The European Patent Office (EPO), the European Union Intellectual Property Office (EUIPO) and the United State Patent and Trademark Office (USPTO) have each announced some relaxation of certain rules and procedures to accommodate 2019 novel coronavirus (COVID-19)-related delays and interruptions in filings.
The EPO will extend all deadlines accruing after March 15, 2020 until April 17, 2020, including deadlines for international applications under the PCT. The currently extended deadline of April 17 may be further extended by a future Notice.
However, to take advantage of the EPO deadline extensions, applicants or their representatives must offer "evidence that on any of the ten days preceding the day of expiry of a period, it was not possible to observe the time limit due to” a COVID-19 related disruption.
To obtain an extension of a PCT deadline, the interested party must offer “satisfactory evidence that a time limit under the PCT was not met due to natural calamity or other like reason [i.e., a delay caused by the COVID-19 outbreak] in the locality where the interested party resides.” The full EPO Notice is available here.
The EUIPO extensions appear to be more generous. Trademark filings in the EU office with time limits expiring between March 9, 2020 and April 30, 2020 are currently being extended to May 1, 2020. The EUIPO Decision can be found here.
The USPTO will waive the petition fee normally required with any petition to revive an abandoned application or the termination or limitation of a reexamination proceeding. The USPTO Notice is here. A copy of the USPTO Notice that accompanies a petition (e.g., to revive), will be treated as a representation that the relevant delay in filing “was because the practitioner, applicant or at least one inventor was personally affected by the Coronavirus outbreak such that they were unable to timely reply." As with any representation of the Patent Office, the applicant, practitioner, or inventor would be well-advised to maintain evidence supporting the representation.
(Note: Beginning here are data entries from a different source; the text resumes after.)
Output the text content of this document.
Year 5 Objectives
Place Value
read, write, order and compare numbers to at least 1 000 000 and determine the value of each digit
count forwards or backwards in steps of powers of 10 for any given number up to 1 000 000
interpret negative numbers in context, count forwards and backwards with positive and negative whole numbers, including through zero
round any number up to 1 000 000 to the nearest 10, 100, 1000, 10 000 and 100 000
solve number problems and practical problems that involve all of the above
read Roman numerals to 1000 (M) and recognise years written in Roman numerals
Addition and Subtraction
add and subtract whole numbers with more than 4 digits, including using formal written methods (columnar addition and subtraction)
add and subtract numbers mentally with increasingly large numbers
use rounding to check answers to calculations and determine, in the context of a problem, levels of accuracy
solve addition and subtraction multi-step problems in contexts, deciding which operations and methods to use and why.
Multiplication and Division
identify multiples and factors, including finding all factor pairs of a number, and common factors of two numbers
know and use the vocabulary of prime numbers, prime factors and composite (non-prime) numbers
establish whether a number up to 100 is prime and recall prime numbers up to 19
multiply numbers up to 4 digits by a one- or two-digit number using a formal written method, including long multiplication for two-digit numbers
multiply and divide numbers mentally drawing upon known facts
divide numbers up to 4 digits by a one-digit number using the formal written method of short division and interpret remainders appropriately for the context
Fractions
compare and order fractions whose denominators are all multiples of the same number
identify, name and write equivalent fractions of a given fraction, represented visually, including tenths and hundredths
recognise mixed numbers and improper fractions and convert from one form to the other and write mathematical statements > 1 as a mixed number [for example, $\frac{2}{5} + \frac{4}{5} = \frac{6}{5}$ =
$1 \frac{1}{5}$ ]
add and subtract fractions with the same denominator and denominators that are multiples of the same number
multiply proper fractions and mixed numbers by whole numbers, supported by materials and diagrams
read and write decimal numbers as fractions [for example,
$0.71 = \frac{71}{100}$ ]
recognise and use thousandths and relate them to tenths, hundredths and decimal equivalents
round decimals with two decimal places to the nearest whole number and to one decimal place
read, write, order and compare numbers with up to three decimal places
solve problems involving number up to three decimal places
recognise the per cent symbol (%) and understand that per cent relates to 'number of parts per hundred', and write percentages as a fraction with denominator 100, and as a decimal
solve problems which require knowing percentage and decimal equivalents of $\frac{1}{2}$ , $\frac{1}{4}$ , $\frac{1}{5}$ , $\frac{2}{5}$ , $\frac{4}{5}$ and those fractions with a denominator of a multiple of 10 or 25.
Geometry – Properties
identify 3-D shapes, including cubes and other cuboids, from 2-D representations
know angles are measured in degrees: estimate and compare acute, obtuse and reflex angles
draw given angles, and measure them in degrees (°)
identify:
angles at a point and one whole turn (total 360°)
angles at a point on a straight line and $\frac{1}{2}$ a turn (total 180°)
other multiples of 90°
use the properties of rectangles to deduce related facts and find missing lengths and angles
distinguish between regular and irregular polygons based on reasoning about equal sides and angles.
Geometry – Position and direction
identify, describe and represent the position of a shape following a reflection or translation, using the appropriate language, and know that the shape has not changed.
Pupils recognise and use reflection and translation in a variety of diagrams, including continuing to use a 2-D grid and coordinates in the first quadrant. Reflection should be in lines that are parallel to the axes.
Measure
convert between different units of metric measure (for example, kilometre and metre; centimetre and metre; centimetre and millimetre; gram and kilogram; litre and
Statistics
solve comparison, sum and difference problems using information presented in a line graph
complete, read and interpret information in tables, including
According to the same USPTO Notice, Trademark petition fees will also be waived, at least under certain circumstance. Petitions to revive an abandoned application or reinstate a cancelled or expired registration “must include a statement explaining how the failure to respond to the Office communication was due to the effects of the Coronavirus outbreak.”
The USPTO Notice expressly does NOT grant any waivers or extension or deadlines set by statute, such as the deadline for non-provisional patent applications that claim priority to a foreign priority application, a provisional patent application, or a previously filed parent patent application, or the three-month deadline to pay an issue fee, among others.